- Episode no.: Season 11 Episode 2
- Directed by: Glen Morgan
- Written by: Glen Morgan
- Production code: 2AYW02
- Original air date: January 10, 2018
- Running time: 43 minutes

Guest appearances
- Dean Haglund as Langly; Barbara Hershey as Erika Price;

Episode chronology
| ← Previous "My Struggle III" | Next → "Plus One" |
- The X-Files season 11

= This (The X-Files) =

"This" is the second episode of the eleventh season of the American science fiction television series The X-Files. The episode was written and directed by Glen Morgan and it aired on January 10, 2018, on Fox. The tagline for this episode is "Accuse your enemies of that which you are guilty", also known as "accusation in a mirror". The episode is a monster of the week tale and only tangentially related to the series ongoing Mythology.

==Plot==
Mulder and Scully are asleep at Mulder's home when his phone suddenly activates, with a distorted image of Langly (Dean Haglund). His appearance catches the agents by surprise, since he and The Lone Gunmen have been dead for years. However, three armed men suddenly break into the home, causing a shootout with the agents. Two of them are killed; the last one escapes. As a second group of armed men arrive, Scully calls Walter Skinner (Mitch Pileggi) for help, only to be told to surrender. The second group is able to enter the house and place the agents in handcuffs, but they manage to escape and run through the woods. Skinner spots them and helps them get away.

Mulder and Scully travel to Arlington National Cemetery and find the tombstones of the Lone Gunmen. The agents discover that their birth and death dates are inaccurate and Langly’s is facing in the wrong direction. After solving a questionably convoluted puzzle, they come upon the tombstone of Deep Throat, whose name is revealed to be Ronald Pakula. Mulder and Scully find a chip with a QR code in his tombstone. One of the shooters, identified as belonging to a Russian group of assassins, arrives to attack them. However, he is tackled and knocked out by Mulder.

The agents scan the code to find images of the Long Lines Building in New York City, the home of an NSA program called Titanpointe and a project codenamed Blarney. They run into Skinner, who gives them access to the X-Files online.

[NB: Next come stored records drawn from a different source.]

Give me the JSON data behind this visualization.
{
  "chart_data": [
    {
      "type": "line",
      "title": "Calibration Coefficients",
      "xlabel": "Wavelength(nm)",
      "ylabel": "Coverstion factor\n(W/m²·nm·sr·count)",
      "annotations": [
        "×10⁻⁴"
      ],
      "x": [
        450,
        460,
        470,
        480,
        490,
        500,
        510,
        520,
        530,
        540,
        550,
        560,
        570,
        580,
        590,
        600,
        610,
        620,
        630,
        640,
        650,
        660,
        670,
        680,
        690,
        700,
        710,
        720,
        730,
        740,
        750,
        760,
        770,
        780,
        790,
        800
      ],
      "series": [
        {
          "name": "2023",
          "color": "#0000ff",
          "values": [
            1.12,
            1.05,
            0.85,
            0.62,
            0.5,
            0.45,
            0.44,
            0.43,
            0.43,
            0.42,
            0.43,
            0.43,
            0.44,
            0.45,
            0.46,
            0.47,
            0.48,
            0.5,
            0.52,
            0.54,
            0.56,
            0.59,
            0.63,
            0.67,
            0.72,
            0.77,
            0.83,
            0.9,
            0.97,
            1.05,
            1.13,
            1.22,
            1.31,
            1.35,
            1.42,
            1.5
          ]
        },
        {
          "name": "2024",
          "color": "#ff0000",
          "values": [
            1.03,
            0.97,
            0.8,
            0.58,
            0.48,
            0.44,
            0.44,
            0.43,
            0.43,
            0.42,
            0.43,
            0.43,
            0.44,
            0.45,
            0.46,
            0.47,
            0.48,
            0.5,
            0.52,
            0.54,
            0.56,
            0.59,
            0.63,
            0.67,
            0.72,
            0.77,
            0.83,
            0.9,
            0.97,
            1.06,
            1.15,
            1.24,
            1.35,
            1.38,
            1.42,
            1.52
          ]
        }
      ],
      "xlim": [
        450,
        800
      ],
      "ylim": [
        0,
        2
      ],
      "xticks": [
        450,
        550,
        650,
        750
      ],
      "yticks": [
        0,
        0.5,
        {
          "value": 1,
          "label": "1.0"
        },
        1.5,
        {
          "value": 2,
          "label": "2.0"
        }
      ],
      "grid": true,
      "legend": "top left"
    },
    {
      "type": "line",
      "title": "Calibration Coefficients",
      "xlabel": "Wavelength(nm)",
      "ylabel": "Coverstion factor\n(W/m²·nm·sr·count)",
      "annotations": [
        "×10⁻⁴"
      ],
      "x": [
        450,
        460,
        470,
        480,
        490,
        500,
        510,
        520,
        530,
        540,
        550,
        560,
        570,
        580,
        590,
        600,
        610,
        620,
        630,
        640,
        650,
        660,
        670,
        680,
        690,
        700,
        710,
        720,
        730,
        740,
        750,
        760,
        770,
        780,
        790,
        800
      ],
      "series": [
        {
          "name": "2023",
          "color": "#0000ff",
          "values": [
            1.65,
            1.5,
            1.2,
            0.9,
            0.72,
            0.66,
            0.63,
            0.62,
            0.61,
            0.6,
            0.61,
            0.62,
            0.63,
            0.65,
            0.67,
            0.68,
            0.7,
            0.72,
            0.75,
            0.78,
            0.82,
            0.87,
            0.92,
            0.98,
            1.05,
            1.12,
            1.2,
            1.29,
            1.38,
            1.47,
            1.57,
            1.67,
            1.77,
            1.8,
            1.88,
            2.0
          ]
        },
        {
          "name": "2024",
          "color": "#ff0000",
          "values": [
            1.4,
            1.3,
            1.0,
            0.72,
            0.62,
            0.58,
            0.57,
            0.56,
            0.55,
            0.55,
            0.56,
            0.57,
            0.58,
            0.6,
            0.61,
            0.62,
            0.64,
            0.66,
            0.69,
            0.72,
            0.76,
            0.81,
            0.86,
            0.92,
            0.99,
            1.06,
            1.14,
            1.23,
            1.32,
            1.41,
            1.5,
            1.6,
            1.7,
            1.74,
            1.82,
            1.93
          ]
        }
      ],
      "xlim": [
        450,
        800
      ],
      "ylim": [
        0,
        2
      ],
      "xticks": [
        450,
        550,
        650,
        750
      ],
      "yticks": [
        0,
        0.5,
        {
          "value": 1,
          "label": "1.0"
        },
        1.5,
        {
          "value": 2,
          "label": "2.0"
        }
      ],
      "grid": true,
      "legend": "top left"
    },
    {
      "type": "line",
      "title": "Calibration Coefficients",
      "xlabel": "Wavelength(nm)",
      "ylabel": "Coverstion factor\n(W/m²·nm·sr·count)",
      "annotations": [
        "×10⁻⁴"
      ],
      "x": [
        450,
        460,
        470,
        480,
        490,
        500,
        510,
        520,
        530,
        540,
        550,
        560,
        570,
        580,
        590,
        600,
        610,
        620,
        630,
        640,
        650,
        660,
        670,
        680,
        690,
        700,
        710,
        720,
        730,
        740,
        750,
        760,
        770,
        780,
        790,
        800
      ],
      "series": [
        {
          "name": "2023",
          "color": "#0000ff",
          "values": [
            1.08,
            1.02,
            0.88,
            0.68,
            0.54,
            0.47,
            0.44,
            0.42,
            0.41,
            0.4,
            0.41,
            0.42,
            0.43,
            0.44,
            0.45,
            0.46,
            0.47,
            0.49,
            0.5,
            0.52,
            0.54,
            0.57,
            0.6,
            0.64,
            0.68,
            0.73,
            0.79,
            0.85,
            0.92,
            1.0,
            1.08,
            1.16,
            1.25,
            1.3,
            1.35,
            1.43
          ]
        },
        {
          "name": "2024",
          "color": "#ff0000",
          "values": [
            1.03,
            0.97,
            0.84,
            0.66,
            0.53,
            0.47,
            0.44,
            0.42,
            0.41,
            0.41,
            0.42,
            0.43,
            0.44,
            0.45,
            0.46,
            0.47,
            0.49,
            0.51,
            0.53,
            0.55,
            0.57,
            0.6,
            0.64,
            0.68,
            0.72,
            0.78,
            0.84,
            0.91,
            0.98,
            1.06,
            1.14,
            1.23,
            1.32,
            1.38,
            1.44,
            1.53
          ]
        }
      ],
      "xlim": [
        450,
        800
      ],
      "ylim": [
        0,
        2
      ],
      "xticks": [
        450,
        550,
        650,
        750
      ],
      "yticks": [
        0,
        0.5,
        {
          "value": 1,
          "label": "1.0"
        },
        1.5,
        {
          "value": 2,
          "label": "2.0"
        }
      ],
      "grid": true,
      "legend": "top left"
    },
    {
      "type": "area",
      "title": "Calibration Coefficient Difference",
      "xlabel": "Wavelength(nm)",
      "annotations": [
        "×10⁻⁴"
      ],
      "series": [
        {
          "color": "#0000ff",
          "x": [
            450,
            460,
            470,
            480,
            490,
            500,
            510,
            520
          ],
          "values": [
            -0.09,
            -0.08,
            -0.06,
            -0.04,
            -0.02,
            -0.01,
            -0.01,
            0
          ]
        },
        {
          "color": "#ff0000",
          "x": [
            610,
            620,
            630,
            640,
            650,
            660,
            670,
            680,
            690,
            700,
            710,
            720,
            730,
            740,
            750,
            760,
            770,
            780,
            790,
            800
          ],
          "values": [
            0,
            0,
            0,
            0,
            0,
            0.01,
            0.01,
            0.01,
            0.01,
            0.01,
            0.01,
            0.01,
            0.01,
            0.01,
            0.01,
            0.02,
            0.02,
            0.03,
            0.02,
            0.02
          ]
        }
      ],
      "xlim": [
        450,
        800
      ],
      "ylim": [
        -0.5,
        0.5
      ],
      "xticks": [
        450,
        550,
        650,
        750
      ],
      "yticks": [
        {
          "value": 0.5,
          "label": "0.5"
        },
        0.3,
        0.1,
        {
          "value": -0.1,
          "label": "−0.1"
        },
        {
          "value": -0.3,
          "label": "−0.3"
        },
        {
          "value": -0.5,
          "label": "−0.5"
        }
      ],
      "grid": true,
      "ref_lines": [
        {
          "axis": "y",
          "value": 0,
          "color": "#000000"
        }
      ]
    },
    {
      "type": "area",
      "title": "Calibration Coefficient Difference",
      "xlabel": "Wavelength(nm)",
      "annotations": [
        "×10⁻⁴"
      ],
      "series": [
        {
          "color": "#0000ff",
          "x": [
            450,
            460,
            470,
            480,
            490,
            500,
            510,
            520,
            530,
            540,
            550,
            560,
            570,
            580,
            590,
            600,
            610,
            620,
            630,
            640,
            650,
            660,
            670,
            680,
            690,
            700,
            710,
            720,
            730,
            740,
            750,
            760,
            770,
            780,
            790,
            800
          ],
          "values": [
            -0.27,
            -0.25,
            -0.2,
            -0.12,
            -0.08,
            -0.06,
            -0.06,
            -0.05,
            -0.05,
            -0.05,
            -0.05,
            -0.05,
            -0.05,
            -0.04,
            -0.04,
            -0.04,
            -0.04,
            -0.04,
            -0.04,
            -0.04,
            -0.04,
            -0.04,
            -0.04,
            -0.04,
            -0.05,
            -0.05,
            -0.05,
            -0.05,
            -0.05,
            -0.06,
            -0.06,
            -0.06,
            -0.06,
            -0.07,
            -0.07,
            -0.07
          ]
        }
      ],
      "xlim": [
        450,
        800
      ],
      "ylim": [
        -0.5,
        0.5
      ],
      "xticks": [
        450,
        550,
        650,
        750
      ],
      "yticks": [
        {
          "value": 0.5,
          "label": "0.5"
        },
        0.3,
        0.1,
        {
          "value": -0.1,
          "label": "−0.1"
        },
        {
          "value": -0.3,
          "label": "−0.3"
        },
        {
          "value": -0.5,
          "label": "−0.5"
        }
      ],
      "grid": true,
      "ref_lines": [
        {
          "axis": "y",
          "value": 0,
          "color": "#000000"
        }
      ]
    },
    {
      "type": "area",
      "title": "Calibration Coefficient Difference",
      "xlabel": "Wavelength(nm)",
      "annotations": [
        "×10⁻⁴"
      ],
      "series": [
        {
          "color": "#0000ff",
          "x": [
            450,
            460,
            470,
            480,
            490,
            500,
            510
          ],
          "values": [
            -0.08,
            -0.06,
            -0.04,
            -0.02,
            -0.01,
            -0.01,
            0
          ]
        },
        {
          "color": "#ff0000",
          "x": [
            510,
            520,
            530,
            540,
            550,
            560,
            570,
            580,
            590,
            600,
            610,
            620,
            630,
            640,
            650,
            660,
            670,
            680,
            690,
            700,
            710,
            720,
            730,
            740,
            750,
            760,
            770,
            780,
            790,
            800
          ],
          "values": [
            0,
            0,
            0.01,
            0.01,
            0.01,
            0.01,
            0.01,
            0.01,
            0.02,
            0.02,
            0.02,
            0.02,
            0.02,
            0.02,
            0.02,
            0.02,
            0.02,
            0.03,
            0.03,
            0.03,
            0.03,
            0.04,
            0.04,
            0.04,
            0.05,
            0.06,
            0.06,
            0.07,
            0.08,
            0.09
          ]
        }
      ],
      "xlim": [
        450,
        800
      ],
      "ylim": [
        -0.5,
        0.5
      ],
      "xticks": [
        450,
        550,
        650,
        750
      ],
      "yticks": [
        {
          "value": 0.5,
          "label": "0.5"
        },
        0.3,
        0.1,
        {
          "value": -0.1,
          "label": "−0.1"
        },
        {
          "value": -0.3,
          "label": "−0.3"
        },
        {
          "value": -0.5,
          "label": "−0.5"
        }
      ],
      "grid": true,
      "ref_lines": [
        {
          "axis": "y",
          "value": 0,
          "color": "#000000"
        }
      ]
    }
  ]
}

The agents discover that the files surrounding Langly were hacked and removed. They come across a file in the other Gunmen's folders, leading them to Karen Hamby. She explains that they uploaded her and Langly's consciousness into a simulation that would come to life when they died. She adds that Langly's virtual consciousness sent the message. Before she can finish explaining how to contact Langly's consciousness within the simulation, she is killed by the Russian assassin, who is shot by Scully in response.

Mulder uses Hamby's algorithms to communicate with Langly, who poignantly conveys the horror of virtual heaven. He tells them that the great minds of the world within the virtual reality have been reduced to digital slaves, and the agents need to shut it down. Mulder and Scully enter the Long Lines Building and are attacked on the stairway, but Scully escapes. Mulder is led to a room with Erika Price (Barbara Hershey), revealing that she is the one responsible for devising the simulation. Price insists she's able to painlessly copy a person's consciousness anytime they use a cellphone, and advises Mulder to change the way he looks at the world.

After wondering if he could get uploaded with Scully, Mulder escapes. Meanwhile, Scully breaks through the glass barriers protecting the servers and turns off the simulation. She reunites with Mulder, and both agents escape. They return with additional FBI agents to find an empty office and the servers gone. The episode ends with Langly attempting to contact Mulder again, insisting that he “destroy the backup”. However, before he can reveal the location, Langly is cut off by the Russian man, who is now part of the virtual heaven.

==Production==
===Filming===
Filming for the season began in August 2017 in Vancouver, British Columbia, where the previous season was filmed, along with the show's original five seasons.

===Casting===
Besides main cast members David Duchovny, Gillian Anderson and Mitch Pileggi, the episode features guest stars, Barbara Hershey, and the return of Dean Haglund, originally killed off in Season 9.

==Reception==
"This" received generally positive reviews from critics. On Rotten Tomatoes, it has an approval rating of 94% with an average rating of 7.70 out of 10 based on 18 reviews.

In its initial broadcast in the United States on January 10, 2018, it received 3.95 million viewers, which was a 23 percent decrease in viewership from the previous episode, which had 5.15 million viewers. When taking into account the Live +7 ratings for the week of January 8–14, it received 5.94 million viewers.